La dernière impression fin mars n'est pas bonne. De la colère sur le visage. Un geste de mépris. Une poignée de main flasque avec l'entraîneur Murat Yakin. Et lorsqu'il s'assied sur le banc après son remplacement, Granit Xhaka envoie valser une bouteille en shootant dedans.
Un comportement qu'aucun coach n'apprécie, parce qu'il suggère: «Je suis plus important que l'équipe». Pareilles scènes ont déjà causé des dommages irréparables dans la relation entre un joueur et son entraîneur.

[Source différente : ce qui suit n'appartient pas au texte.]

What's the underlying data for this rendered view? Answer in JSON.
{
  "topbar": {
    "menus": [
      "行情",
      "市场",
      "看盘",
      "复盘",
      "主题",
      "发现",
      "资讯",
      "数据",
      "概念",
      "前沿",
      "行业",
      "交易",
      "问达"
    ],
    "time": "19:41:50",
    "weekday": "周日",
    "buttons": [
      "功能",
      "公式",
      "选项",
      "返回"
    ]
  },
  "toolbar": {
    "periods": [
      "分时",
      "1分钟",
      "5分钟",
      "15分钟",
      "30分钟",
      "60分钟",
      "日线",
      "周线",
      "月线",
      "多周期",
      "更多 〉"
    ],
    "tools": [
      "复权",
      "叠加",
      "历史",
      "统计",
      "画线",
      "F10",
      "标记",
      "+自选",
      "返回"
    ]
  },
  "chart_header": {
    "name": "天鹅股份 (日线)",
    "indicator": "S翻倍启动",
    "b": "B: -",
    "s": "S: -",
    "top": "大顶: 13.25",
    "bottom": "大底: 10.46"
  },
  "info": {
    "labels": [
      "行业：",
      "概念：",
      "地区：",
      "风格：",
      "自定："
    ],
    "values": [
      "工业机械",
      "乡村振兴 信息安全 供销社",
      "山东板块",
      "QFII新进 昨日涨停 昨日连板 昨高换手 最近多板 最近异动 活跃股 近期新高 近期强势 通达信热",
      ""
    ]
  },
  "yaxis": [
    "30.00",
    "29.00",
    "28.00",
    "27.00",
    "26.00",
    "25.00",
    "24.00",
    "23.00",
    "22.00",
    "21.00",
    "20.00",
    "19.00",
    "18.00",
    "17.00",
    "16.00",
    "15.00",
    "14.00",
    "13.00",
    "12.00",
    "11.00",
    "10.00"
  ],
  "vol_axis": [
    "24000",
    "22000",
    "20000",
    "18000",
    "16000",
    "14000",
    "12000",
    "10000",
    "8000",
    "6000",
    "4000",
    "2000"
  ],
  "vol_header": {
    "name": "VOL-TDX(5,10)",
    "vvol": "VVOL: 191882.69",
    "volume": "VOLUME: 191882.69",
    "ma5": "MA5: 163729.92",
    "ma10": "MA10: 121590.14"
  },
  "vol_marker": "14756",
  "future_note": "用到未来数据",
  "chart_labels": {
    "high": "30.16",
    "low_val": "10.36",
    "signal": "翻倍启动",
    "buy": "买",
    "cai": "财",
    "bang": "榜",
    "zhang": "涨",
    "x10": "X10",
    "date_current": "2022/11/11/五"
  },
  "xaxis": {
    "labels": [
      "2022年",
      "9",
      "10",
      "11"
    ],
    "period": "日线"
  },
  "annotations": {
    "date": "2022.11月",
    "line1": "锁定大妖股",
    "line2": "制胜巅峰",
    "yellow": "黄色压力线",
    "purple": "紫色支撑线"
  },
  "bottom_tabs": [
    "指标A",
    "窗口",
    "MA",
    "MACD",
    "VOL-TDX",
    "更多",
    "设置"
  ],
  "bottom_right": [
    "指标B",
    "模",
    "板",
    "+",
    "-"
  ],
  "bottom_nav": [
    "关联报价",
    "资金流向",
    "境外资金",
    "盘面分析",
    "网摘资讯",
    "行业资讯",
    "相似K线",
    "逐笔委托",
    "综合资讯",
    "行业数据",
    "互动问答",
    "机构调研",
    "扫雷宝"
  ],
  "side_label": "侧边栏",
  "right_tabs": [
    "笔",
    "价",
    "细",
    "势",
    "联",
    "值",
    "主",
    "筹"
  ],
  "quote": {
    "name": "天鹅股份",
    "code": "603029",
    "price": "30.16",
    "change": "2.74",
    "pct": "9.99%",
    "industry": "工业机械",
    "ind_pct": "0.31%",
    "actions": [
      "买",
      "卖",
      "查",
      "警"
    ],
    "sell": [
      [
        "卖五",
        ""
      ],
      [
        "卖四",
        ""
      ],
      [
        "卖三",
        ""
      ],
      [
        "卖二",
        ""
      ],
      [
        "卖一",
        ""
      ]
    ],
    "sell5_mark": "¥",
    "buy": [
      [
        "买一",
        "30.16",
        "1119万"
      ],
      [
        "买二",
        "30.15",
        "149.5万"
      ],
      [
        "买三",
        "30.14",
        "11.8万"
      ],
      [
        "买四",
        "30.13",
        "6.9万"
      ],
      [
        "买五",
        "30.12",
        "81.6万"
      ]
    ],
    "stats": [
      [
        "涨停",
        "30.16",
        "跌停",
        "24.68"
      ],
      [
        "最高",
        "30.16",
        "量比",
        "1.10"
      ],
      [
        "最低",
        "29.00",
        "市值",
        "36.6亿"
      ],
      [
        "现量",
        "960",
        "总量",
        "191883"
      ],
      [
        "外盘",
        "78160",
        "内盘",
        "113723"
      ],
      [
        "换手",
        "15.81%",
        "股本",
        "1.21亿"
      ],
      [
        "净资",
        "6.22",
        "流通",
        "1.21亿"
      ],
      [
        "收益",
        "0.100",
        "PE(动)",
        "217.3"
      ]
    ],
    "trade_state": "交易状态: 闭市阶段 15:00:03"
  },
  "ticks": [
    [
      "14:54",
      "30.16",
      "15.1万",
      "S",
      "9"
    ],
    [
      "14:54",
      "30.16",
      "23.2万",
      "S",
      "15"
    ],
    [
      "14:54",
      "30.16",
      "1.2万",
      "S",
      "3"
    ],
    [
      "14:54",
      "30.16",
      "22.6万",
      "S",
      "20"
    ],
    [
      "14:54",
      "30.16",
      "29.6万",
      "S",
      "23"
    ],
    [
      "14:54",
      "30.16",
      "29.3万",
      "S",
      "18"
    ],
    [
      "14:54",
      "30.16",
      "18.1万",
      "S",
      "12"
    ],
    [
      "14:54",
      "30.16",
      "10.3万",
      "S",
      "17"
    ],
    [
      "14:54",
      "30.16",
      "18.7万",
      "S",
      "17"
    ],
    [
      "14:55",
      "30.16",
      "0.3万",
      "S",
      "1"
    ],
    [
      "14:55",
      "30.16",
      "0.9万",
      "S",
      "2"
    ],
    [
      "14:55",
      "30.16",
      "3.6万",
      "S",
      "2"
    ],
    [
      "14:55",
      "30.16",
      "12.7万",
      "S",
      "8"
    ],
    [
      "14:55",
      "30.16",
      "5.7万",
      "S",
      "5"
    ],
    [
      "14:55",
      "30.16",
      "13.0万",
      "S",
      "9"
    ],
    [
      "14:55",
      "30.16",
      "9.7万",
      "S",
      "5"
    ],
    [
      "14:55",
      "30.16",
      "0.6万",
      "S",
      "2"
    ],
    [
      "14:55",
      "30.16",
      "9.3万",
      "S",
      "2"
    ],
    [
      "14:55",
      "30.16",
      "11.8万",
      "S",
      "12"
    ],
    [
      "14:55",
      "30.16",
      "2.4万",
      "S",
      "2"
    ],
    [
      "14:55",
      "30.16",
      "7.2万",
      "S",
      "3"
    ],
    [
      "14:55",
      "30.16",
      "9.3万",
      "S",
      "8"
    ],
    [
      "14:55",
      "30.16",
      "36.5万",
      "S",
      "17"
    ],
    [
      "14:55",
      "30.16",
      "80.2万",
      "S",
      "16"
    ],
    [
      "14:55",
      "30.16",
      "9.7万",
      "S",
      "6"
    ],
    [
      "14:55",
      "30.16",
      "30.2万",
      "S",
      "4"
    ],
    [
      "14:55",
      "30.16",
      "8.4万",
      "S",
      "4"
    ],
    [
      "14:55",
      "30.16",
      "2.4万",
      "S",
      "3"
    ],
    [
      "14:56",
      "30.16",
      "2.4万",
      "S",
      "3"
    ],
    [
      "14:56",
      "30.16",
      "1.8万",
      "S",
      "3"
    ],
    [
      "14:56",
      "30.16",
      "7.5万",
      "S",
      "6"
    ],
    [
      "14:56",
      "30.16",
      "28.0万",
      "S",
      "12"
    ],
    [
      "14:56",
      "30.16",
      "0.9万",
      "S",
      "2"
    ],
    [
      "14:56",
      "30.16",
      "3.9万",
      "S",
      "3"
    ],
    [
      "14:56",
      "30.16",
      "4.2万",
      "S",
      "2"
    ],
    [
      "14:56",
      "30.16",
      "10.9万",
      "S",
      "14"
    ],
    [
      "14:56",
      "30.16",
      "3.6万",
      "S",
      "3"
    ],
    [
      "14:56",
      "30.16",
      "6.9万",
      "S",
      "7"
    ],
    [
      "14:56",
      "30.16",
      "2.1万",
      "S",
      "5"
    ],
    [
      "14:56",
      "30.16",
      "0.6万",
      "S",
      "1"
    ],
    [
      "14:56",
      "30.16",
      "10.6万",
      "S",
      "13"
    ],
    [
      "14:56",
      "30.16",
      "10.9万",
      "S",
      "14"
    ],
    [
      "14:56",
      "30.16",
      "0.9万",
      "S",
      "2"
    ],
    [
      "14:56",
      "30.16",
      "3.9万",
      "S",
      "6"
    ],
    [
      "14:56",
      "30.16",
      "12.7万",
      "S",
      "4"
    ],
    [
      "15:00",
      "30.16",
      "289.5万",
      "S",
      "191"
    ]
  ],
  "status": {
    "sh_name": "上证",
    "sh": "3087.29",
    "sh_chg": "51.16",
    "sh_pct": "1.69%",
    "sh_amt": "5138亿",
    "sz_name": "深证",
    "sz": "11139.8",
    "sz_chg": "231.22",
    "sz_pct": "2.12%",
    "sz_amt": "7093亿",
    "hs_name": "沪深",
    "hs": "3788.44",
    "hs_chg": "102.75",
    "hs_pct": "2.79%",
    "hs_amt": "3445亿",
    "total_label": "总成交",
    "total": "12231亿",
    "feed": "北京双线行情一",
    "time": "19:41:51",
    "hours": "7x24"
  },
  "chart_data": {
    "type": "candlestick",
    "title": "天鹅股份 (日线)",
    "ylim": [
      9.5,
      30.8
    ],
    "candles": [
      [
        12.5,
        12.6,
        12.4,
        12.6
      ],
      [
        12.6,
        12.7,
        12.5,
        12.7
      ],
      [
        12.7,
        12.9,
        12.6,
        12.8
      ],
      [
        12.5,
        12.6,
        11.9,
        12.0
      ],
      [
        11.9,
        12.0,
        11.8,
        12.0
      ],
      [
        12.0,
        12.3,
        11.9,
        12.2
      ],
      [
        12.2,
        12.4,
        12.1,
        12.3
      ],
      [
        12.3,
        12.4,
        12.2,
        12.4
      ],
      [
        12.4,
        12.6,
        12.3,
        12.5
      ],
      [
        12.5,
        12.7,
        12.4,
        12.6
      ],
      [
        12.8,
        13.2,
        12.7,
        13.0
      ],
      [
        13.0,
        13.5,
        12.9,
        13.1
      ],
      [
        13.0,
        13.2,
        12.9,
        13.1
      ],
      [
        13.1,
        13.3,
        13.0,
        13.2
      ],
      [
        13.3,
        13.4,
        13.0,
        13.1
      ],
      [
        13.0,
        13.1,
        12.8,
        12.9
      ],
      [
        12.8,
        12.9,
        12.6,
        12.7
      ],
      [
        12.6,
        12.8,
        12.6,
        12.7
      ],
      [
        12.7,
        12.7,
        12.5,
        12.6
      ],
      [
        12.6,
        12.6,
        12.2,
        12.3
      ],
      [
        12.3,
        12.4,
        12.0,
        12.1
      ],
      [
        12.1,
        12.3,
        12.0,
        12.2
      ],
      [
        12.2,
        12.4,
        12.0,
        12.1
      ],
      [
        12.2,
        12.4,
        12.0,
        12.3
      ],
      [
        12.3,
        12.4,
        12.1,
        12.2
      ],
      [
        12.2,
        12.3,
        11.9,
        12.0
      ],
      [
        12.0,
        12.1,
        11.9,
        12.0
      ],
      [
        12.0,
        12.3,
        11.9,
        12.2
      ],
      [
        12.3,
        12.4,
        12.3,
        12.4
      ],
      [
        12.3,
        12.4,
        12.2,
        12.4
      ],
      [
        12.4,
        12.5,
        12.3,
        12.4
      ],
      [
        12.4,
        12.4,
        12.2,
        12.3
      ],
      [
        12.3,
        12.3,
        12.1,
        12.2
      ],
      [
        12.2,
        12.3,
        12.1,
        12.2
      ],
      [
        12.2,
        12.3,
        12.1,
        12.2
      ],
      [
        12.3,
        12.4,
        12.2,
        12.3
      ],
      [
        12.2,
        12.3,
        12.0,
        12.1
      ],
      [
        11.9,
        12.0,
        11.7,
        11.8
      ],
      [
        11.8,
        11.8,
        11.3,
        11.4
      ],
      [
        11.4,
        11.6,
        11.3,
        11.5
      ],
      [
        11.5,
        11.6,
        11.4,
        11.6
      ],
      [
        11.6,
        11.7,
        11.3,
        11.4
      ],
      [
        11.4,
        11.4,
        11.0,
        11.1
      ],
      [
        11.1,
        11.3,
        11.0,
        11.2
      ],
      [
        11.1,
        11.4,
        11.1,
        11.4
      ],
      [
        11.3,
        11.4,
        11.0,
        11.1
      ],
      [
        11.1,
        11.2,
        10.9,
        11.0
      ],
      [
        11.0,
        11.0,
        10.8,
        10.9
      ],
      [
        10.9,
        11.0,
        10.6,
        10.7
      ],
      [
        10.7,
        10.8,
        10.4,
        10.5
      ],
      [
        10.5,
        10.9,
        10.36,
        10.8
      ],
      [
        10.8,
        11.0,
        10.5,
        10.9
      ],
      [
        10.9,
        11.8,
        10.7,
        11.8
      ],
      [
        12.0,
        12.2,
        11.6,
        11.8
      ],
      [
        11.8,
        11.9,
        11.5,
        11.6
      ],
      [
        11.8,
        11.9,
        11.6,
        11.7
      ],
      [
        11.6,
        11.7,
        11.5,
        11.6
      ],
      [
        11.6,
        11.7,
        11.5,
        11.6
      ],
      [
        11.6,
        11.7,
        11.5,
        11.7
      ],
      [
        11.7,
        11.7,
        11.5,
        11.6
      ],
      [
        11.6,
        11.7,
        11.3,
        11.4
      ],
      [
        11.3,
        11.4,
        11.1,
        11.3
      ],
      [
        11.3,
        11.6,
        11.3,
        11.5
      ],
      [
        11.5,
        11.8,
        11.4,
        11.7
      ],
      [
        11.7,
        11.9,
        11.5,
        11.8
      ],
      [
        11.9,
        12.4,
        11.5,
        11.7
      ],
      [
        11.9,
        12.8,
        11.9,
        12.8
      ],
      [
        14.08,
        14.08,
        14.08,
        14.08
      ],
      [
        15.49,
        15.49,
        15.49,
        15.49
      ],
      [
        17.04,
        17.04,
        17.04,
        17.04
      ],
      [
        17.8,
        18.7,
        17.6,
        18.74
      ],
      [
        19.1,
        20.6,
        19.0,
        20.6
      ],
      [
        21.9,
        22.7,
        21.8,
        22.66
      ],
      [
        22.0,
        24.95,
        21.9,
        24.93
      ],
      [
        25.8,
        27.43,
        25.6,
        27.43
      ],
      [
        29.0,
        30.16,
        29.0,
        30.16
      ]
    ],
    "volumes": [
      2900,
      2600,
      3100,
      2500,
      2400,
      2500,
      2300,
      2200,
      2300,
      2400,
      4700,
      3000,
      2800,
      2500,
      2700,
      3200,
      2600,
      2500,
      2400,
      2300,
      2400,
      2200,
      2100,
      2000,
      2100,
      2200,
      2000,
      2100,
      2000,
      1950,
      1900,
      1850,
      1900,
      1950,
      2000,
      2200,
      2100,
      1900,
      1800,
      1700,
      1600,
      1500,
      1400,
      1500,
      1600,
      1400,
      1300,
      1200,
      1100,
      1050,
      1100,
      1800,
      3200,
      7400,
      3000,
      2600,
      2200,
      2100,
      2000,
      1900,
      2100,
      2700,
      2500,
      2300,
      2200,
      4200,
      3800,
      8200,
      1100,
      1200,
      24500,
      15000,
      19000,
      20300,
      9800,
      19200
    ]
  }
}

Après coup, Xhaka a reconnu qu'il était déçu de sa propre performance lors de ce match amical contre le Kosovo (1-1). Il a aussi expliqué son mécontentement par le fait qu'il n'a trouvé le rythme que juste avant d'être remplacé. Le capitaine de la Nati a aussi fait référence à son caractère, à son exigence d'être à tout moment un leader de cette équipe.
Certes, s'il n'était pas aussi ambitieux, il n'aurait pas déjà disputé 100 matchs internationaux à 29 ans. Mais on attend aussi d'un capitaine qu'il soit un modèle. Qu'il place le collectif au-dessus de ses intérêts personnels. Et certainement pas de faire des gestes ou d'avoir un body language qui désapprouvent les décisions du coach.
Au moins, cet épisode n'a pas fait d'étincelles. Il aurait été embarrassant qu'une scène survenue lors d'un match amical assez insignifiant provoque une brouille entre l'entraîneur et le capitaine. Tous deux sont trop intelligents et trop pragmatiques pour ça. Yakin, malin comme il est, a anticipé la réaction de Xhaka, lui a tendu la main sur la ligne de touche et a passé son bras autour de ses épaules après le match. Du côté du sélectionneur, il n'y avait aucun risque de débordement émotionnel, car il était préparé à ce genre de moments.
Devant la presse, Yakin a délibérément renoncé à la rhétorique autoritaire. Pas un mot sur le fait qu'il n'accepte pas un tel comportement. Au lieu de ça, il a montré autant de compréhension que possible pour son capitaine, sans brusquer les autres joueurs.
Pourtant, cette scène du match contre le Kosovo a eu pendant un court instant quelque chose de menaçant. Comme un parachute qui ne s'ouvre pas. L'accident a heureusement pu être évité. Mais cet épisode a aussi montré que Yakin et Xhaka doivent encore se trouver. Et c'est surtout le capitaine qui doit faire l'effort.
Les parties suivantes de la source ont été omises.